11/29/2018
By Ollie Gratzinger | Opinions Editor
A photograph taken last spring has recently gone viral, sparking outrage among Holocaust memorial groups and concerned citizens alike. In it, a group of high-school-aged and mostly white young men from Wisconsin posed for a prom picture, their faces alight with laughter and their arms held high in a Nazi salute.
Even though the photographer, a parent, claimed the boys were simply waving goodbye to their mothers and fathers, testimony from a fellow student, seen in the top right of the picture not taking part, confirmed the intentions of his peers and claimed that “they knew it was wrong, but they still did it.”
The blunt cultural insensitivity and historical blindness seems obvious, and yet according to NBC News, Baraboo School District won’t punish the students involved because of their “First Amendment rights.”
Young girls can be punished for showing their shoulders in school, sent home if their skirts are too short or made to change if their outfit is considered “distracting.” But, as it turns out, young men who salute Hitler and praise white power in their pre-prom photos can get off scot-free. The double standard is as insidious as it is obvious.
Furthermore, many school districts don’t allow their students to wear bandanas, hoods or hats because of fears surrounding gang affiliations, and in others, you can be suspended for finger guns or other symbols perceived as crude. I can’t think of a symbol more crude and offensive than the Nazi salute, especially so soon after 11 Jews were killed barely 15 minutes away from Duquesne’s campus.
For Jews, the social wounds from last month’s horror are still tender and raw, and even though the picture was taken long before, it still plays into the kind of horrid rhetoric that makes terrible things like Oct. 27 possible, and makes it even harder to heal from.
This isn’t an issue of free speech: It’s about the safety and wellbeing of all students in all schools. First Amendment rights shouldn’t protect those who act hatefully from the consequences of their actions. In fact, it’s time we modify and update the Constitution so that it can better apply to the vices and virtues of modernity.
A lot has changed since 1776 and since 1791, when the First Amendment was initially adopted as one of the 10 amendments in the Bill of Rights. Hitler hadn’t happened yet. No one was walking around throwing up the Nazi salute back then.

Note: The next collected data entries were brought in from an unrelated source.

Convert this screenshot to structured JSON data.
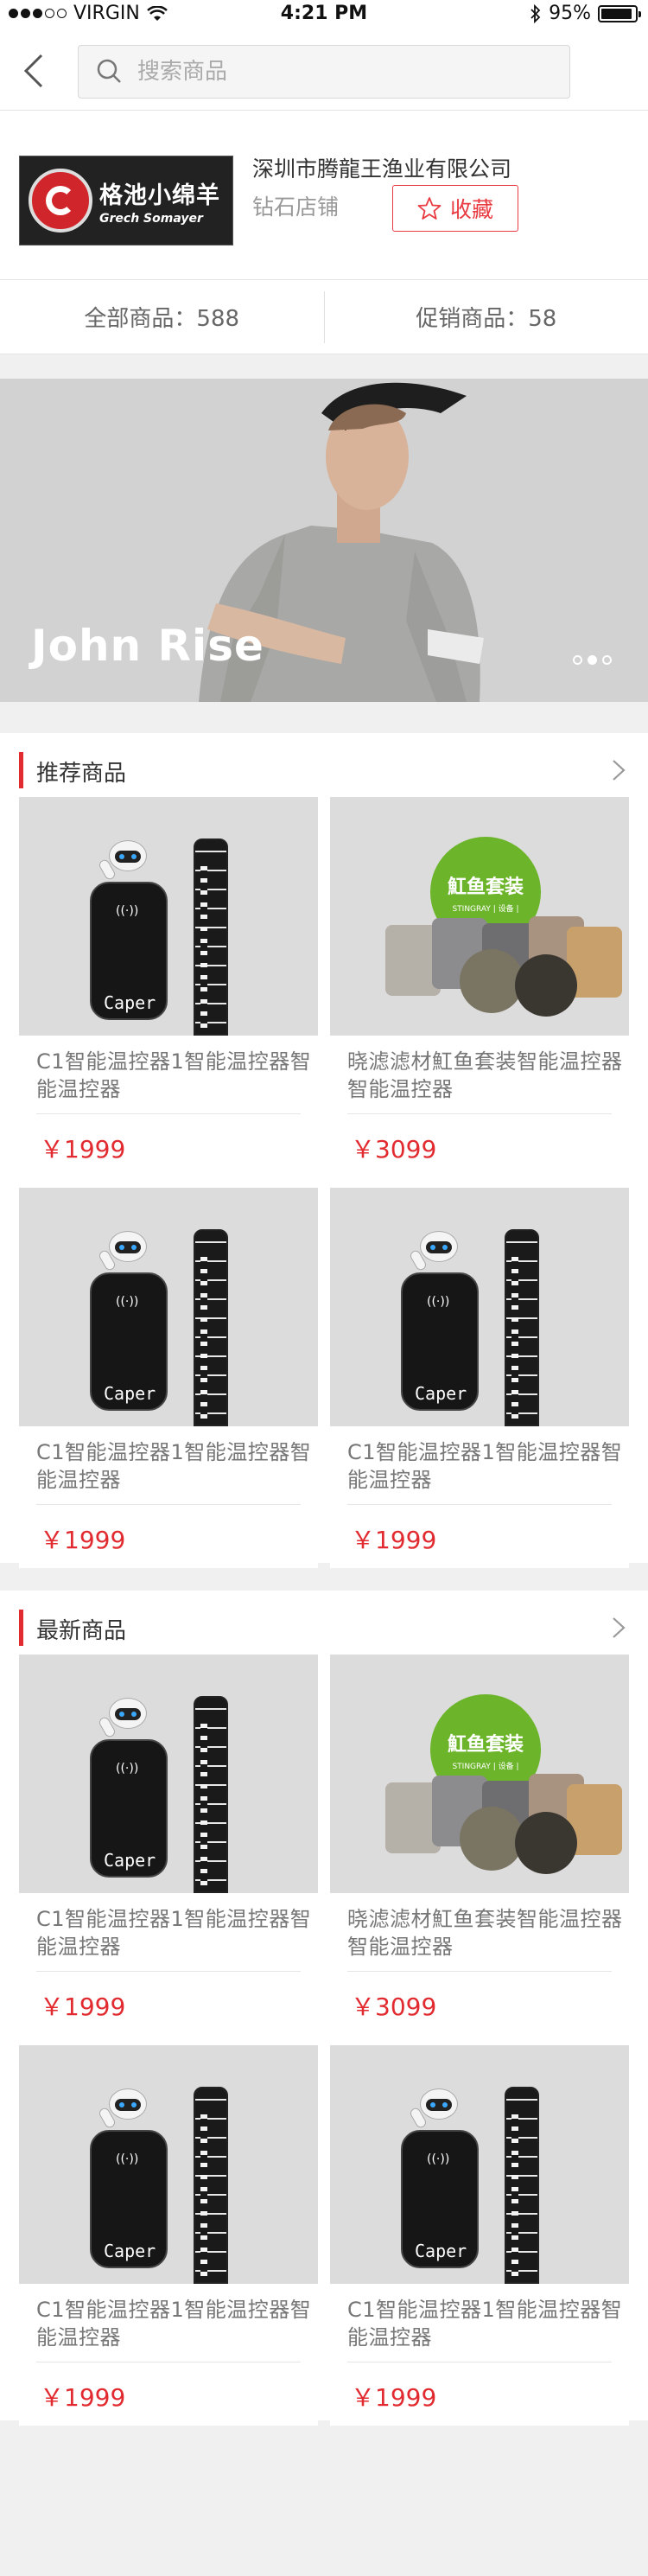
{
  "status_bar": {
    "carrier": "VIRGIN",
    "time": "4:21 PM",
    "battery": "95%",
    "battery_level": 0.95
  },
  "nav": {
    "search_placeholder": "搜索商品"
  },
  "shop": {
    "logo_cn": "格池小绵羊",
    "logo_en": "Grech Somayer",
    "name": "深圳市腾龍王渔业有限公司",
    "level": "钻石店铺",
    "favorite_label": "收藏"
  },
  "counts": {
    "all": "全部商品：588",
    "promo": "促销商品：58"
  },
  "banner": {
    "title": "John Rise",
    "slide_count": 3,
    "active_slide": 2
  },
  "sections": [
    {
      "title": "推荐商品",
      "products": [
        {
          "name": "C1智能温控器1智能温控器智能温控器",
          "price": "￥1999",
          "art": "device",
          "brand": "Caper"
        },
        {
          "name": "晓滤滤材魟鱼套装智能温控器智能温控器",
          "price": "￥3099",
          "art": "media",
          "badge": "魟鱼套装",
          "badge_sub": "STINGRAY | 设备 |"
        },
        {
          "name": "C1智能温控器1智能温控器智能温控器",
          "price": "￥1999",
          "art": "device",
          "brand": "Caper"
        },
        {
          "name": "C1智能温控器1智能温控器智能温控器",
          "price": "￥1999",
          "art": "device",
          "brand": "Caper"
        }
      ]
    },
    {
      "title": "最新商品",
      "products": [
        {
          "name": "C1智能温控器1智能温控器智能温控器",
          "price": "￥1999",
          "art": "device",
          "brand": "Caper"
        },
        {
          "name": "晓滤滤材魟鱼套装智能温控器智能温控器",
          "price": "￥3099",
          "art": "media",
          "badge": "魟鱼套装",
          "badge_sub": "STINGRAY | 设备 |"
        },
        {
          "name": "C1智能温控器1智能温控器智能温控器",
          "price": "￥1999",
          "art": "device",
          "brand": "Caper"
        },
        {
          "name": "C1智能温控器1智能温控器智能温控器",
          "price": "￥1999",
          "art": "device",
          "brand": "Caper"
        }
      ]
    }
  ],
  "colors": {
    "accent": "#e12b30",
    "badge_green": "#6cb52b",
    "background": "#f0f0f0"
  }
}
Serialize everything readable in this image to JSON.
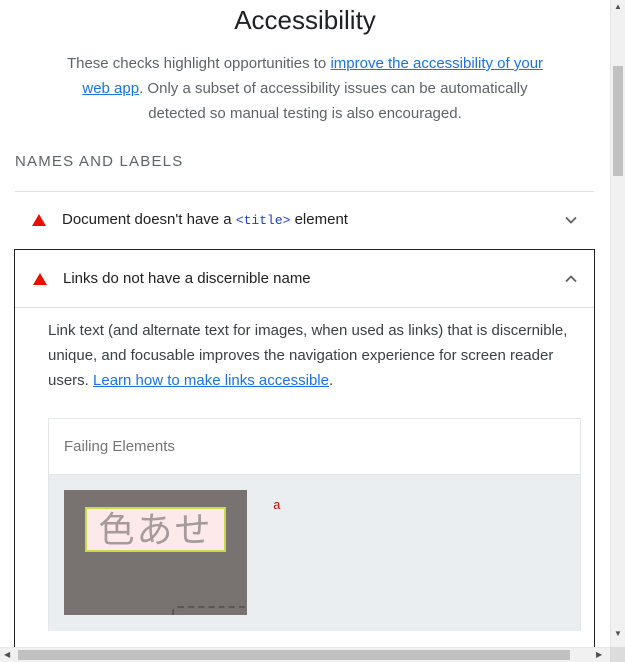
{
  "page": {
    "title": "Accessibility",
    "description_before_link": "These checks highlight opportunities to ",
    "description_link": "improve the accessibility of your web app",
    "description_after_link": ". Only a subset of accessibility issues can be automatically detected so manual testing is also encouraged."
  },
  "group": {
    "title": "NAMES AND LABELS"
  },
  "audits": [
    {
      "title_before": "Document doesn't have a ",
      "title_code": "<title>",
      "title_after": " element",
      "status": "fail",
      "expanded": false
    },
    {
      "title": "Links do not have a discernible name",
      "status": "fail",
      "expanded": true,
      "description_before_link": "Link text (and alternate text for images, when used as links) that is discernible, unique, and focusable improves the navigation experience for screen reader users. ",
      "description_link": "Learn how to make links accessible",
      "description_after_link": ".",
      "failing_elements": {
        "header": "Failing Elements",
        "items": [
          {
            "thumbnail_text": "色あせ",
            "node_label": "a"
          }
        ]
      }
    }
  ],
  "colors": {
    "fail": "#eb0f00",
    "link": "#1a73e8",
    "code": "#1a3ed4",
    "node": "#c80000"
  },
  "icons": {
    "fail": "triangle-fail-icon",
    "collapsed": "chevron-down-icon",
    "expanded": "chevron-up-icon"
  }
}
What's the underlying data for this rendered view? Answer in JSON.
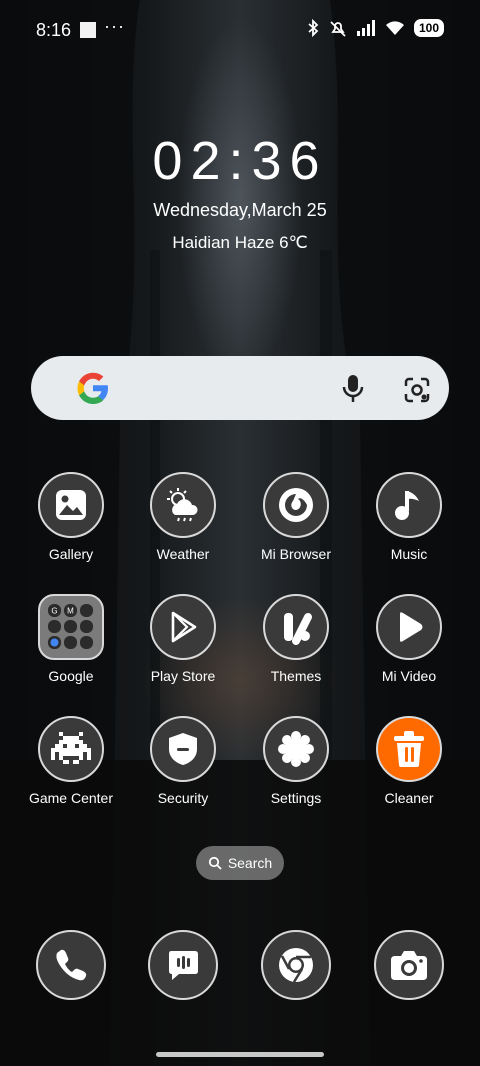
{
  "status": {
    "time": "8:16",
    "dots": "···",
    "battery": "100",
    "icons": [
      "bluetooth-icon",
      "mute-icon",
      "signal-icon",
      "wifi-icon",
      "battery-icon"
    ]
  },
  "clock": {
    "time": "02:36",
    "date": "Wednesday,March 25",
    "weather": "Haidian Haze 6℃"
  },
  "search": {
    "icons": [
      "google-logo",
      "mic-icon",
      "lens-icon"
    ]
  },
  "apps": [
    {
      "label": "Gallery",
      "icon": "gallery-icon"
    },
    {
      "label": "Weather",
      "icon": "weather-icon"
    },
    {
      "label": "Mi Browser",
      "icon": "browser-icon"
    },
    {
      "label": "Music",
      "icon": "music-icon"
    },
    {
      "label": "Google",
      "icon": "google-folder-icon"
    },
    {
      "label": "Play Store",
      "icon": "play-store-icon"
    },
    {
      "label": "Themes",
      "icon": "themes-icon"
    },
    {
      "label": "Mi Video",
      "icon": "video-icon"
    },
    {
      "label": "Game Center",
      "icon": "game-center-icon"
    },
    {
      "label": "Security",
      "icon": "security-icon"
    },
    {
      "label": "Settings",
      "icon": "settings-icon"
    },
    {
      "label": "Cleaner",
      "icon": "cleaner-icon"
    }
  ],
  "search_pill": {
    "label": "Search"
  },
  "dock": [
    {
      "icon": "phone-icon"
    },
    {
      "icon": "messages-icon"
    },
    {
      "icon": "chrome-icon"
    },
    {
      "icon": "camera-icon"
    }
  ],
  "colors": {
    "cleaner": "#ff6a00",
    "icon_bg": "#3a3a3a",
    "searchbar": "#e8ebee"
  }
}
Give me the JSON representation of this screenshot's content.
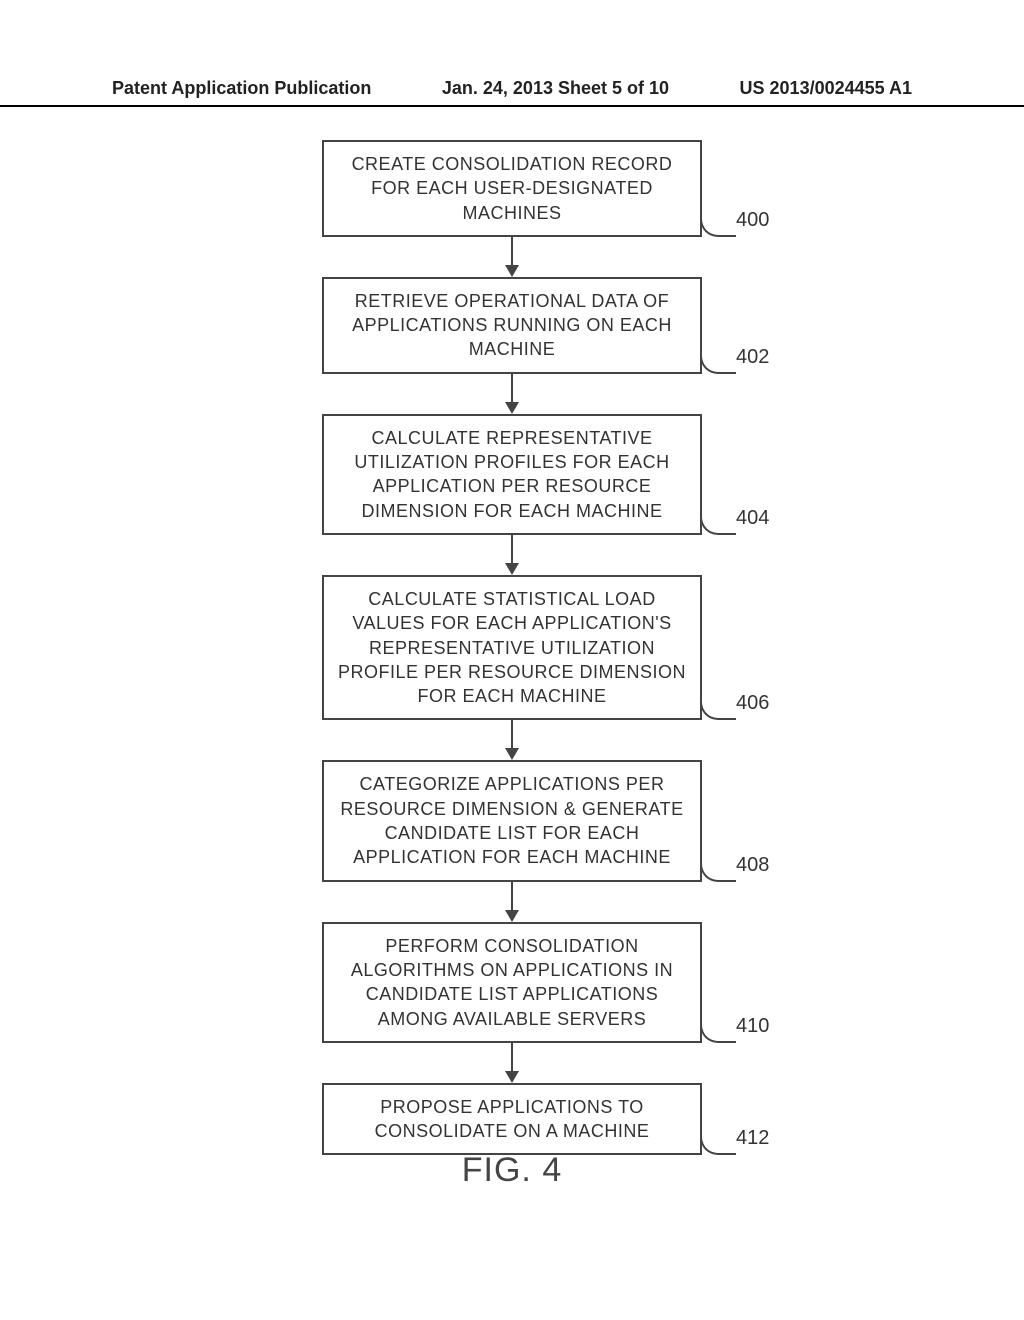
{
  "header": {
    "left": "Patent Application Publication",
    "center": "Jan. 24, 2013  Sheet 5 of 10",
    "right": "US 2013/0024455 A1"
  },
  "flow": {
    "steps": [
      {
        "ref": "400",
        "text": "CREATE CONSOLIDATION RECORD FOR EACH USER-DESIGNATED MACHINES"
      },
      {
        "ref": "402",
        "text": "RETRIEVE OPERATIONAL DATA OF APPLICATIONS RUNNING ON EACH MACHINE"
      },
      {
        "ref": "404",
        "text": "CALCULATE REPRESENTATIVE UTILIZATION PROFILES FOR EACH APPLICATION PER RESOURCE DIMENSION FOR EACH MACHINE"
      },
      {
        "ref": "406",
        "text": "CALCULATE STATISTICAL LOAD VALUES FOR EACH APPLICATION'S REPRESENTATIVE UTILIZATION PROFILE PER RESOURCE DIMENSION FOR EACH MACHINE"
      },
      {
        "ref": "408",
        "text": "CATEGORIZE APPLICATIONS PER RESOURCE DIMENSION & GENERATE CANDIDATE LIST FOR EACH APPLICATION FOR EACH MACHINE"
      },
      {
        "ref": "410",
        "text": "PERFORM CONSOLIDATION ALGORITHMS ON APPLICATIONS IN CANDIDATE LIST APPLICATIONS AMONG AVAILABLE SERVERS"
      },
      {
        "ref": "412",
        "text": "PROPOSE APPLICATIONS TO CONSOLIDATE ON A MACHINE"
      }
    ]
  },
  "figure_label": "FIG. 4"
}
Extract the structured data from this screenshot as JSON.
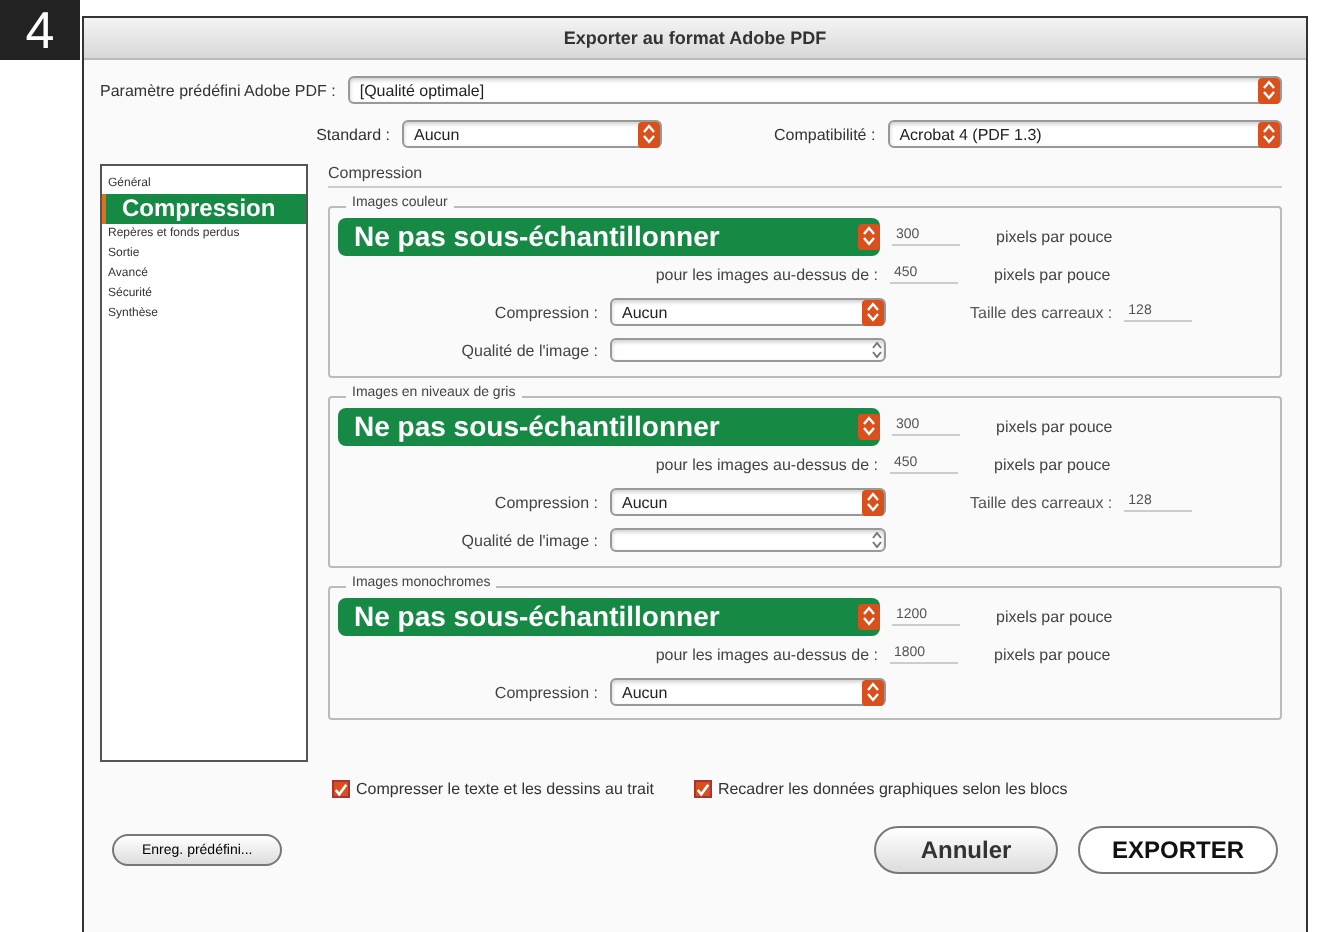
{
  "badge": "4",
  "window": {
    "title": "Exporter au format Adobe PDF"
  },
  "preset": {
    "label": "Paramètre prédéfini Adobe PDF :",
    "value": "[Qualité optimale]"
  },
  "standard": {
    "label": "Standard :",
    "value": "Aucun"
  },
  "compatibility": {
    "label": "Compatibilité :",
    "value": "Acrobat 4 (PDF 1.3)"
  },
  "sidebar": {
    "items": [
      {
        "label": "Général",
        "selected": false
      },
      {
        "label": "Compression",
        "selected": true
      },
      {
        "label": "Repères et fonds perdus",
        "selected": false
      },
      {
        "label": "Sortie",
        "selected": false
      },
      {
        "label": "Avancé",
        "selected": false
      },
      {
        "label": "Sécurité",
        "selected": false
      },
      {
        "label": "Synthèse",
        "selected": false
      }
    ]
  },
  "panel_title": "Compression",
  "sections": [
    {
      "title": "Images couleur",
      "sampling": "Ne pas sous-échantillonner",
      "resolution": "300",
      "resolution_unit": "pixels par pouce",
      "threshold_label": "pour les images au-dessus de :",
      "threshold": "450",
      "threshold_unit": "pixels par pouce",
      "compression_label": "Compression :",
      "compression": "Aucun",
      "tile_label": "Taille des carreaux :",
      "tile": "128",
      "quality_label": "Qualité de l'image :"
    },
    {
      "title": "Images en niveaux de gris",
      "sampling": "Ne pas sous-échantillonner",
      "resolution": "300",
      "resolution_unit": "pixels par pouce",
      "threshold_label": "pour les images au-dessus de :",
      "threshold": "450",
      "threshold_unit": "pixels par pouce",
      "compression_label": "Compression :",
      "compression": "Aucun",
      "tile_label": "Taille des carreaux :",
      "tile": "128",
      "quality_label": "Qualité de l'image :"
    },
    {
      "title": "Images monochromes",
      "sampling": "Ne pas sous-échantillonner",
      "resolution": "1200",
      "resolution_unit": "pixels par pouce",
      "threshold_label": "pour les images au-dessus de :",
      "threshold": "1800",
      "threshold_unit": "pixels par pouce",
      "compression_label": "Compression :",
      "compression": "Aucun"
    }
  ],
  "options": [
    {
      "label": "Compresser le texte et les dessins au trait",
      "checked": true
    },
    {
      "label": "Recadrer les données graphiques selon les blocs",
      "checked": true
    }
  ],
  "buttons": {
    "save_preset": "Enreg. prédéfini...",
    "cancel": "Annuler",
    "export": "EXPORTER"
  }
}
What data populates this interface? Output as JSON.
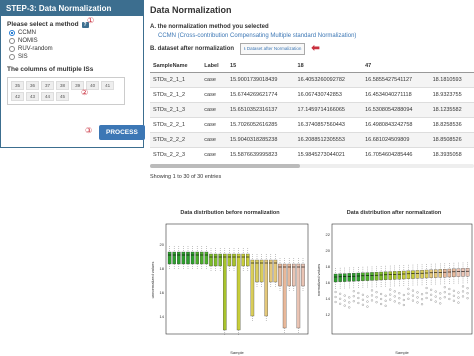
{
  "left_panel": {
    "header": "STEP-3: Data Normalization",
    "method_label": "Please select a method",
    "help": "?",
    "circle1": "①",
    "circle2": "②",
    "circle3": "③",
    "methods": [
      "CCMN",
      "NOMIS",
      "RUV-random",
      "SIS"
    ],
    "selected_method": "CCMN",
    "columns_label": "The columns of multiple ISs",
    "is_columns": [
      "35",
      "36",
      "37",
      "38",
      "39",
      "40",
      "41",
      "42",
      "43",
      "44",
      "45"
    ],
    "process_label": "PROCESS"
  },
  "main": {
    "title": "Data Normalization",
    "section_a": "A. the normalization method you selected",
    "method_full": "CCMN (Cross-contribution Compensating Multiple standard Normalization)",
    "section_b": "B. dataset after normalization",
    "download_label": "⭳ Dataset after Normalization",
    "arrow": "⬅",
    "columns": [
      "SampleName",
      "Label",
      "15",
      "18",
      "47",
      ""
    ],
    "rows": [
      [
        "STDs_2_1_1",
        "case",
        "15.9001739018439",
        "16.4053260092782",
        "16.5855427541127",
        "18.1810593"
      ],
      [
        "STDs_2_1_2",
        "case",
        "15.6744269621774",
        "16.067430742853",
        "16.4534040271118",
        "18.9323755"
      ],
      [
        "STDs_2_1_3",
        "case",
        "15.6510352316137",
        "17.1459714166065",
        "16.5308054288094",
        "18.1235582"
      ],
      [
        "STDs_2_2_1",
        "case",
        "15.7026052616285",
        "16.3740857560443",
        "16.4980843242758",
        "18.8258536"
      ],
      [
        "STDs_2_2_2",
        "case",
        "15.9040318285238",
        "16.2088512305553",
        "16.681024509809",
        "18.8508526"
      ],
      [
        "STDs_2_2_3",
        "case",
        "15.5876639995823",
        "15.9845273044021",
        "16.7054604285446",
        "18.3935058"
      ]
    ],
    "entries": "Showing 1 to 30 of 30 entries"
  },
  "plots": {
    "before_title": "Data distribution before normalization",
    "after_title": "Data distribution after normalization",
    "before_ylabel": "unnormalized values",
    "after_ylabel": "normalized values",
    "xlabel": "Sample",
    "before_yticks": [
      "20",
      "18",
      "16",
      "14"
    ],
    "after_yticks": [
      "22",
      "20",
      "18",
      "16",
      "14",
      "12"
    ]
  }
}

So much of our history hadn’t yet been conceived, so every time we evoke First Amendment rights in issues like this, we’re calling upon ghosts from an era long passed. We bind ourselves to a time that isn’t ours, to people whose writing doesn’t reflect the social conscious we claimed to have developed over the years.
When the Founding Fathers wrote the Bill of Rights, they hadn’t anticipated the way the world would be in 2018. They hadn’t anticipated the Holocaust. They didn’t know or particularly care about the social repercussions of hate speech and hateful gestures. How, then, could the actions of the boys in Wisconsin be protected by something that hadn’t been anticipated at all?
Baraboo School District has a responsibility to protect all of its students from the ignorance and bigotry that propagates hate. By failing to punish the boys involved in this incident, it’s indirectly sending a message that the kind of behavior they demonstrated is not only acceptable, but protected. This epitomizes the privilege of young, suburban white men and encourages a cycle of consequence evasion. We need to combat hate in our society before it becomes too late to fix what’s broken.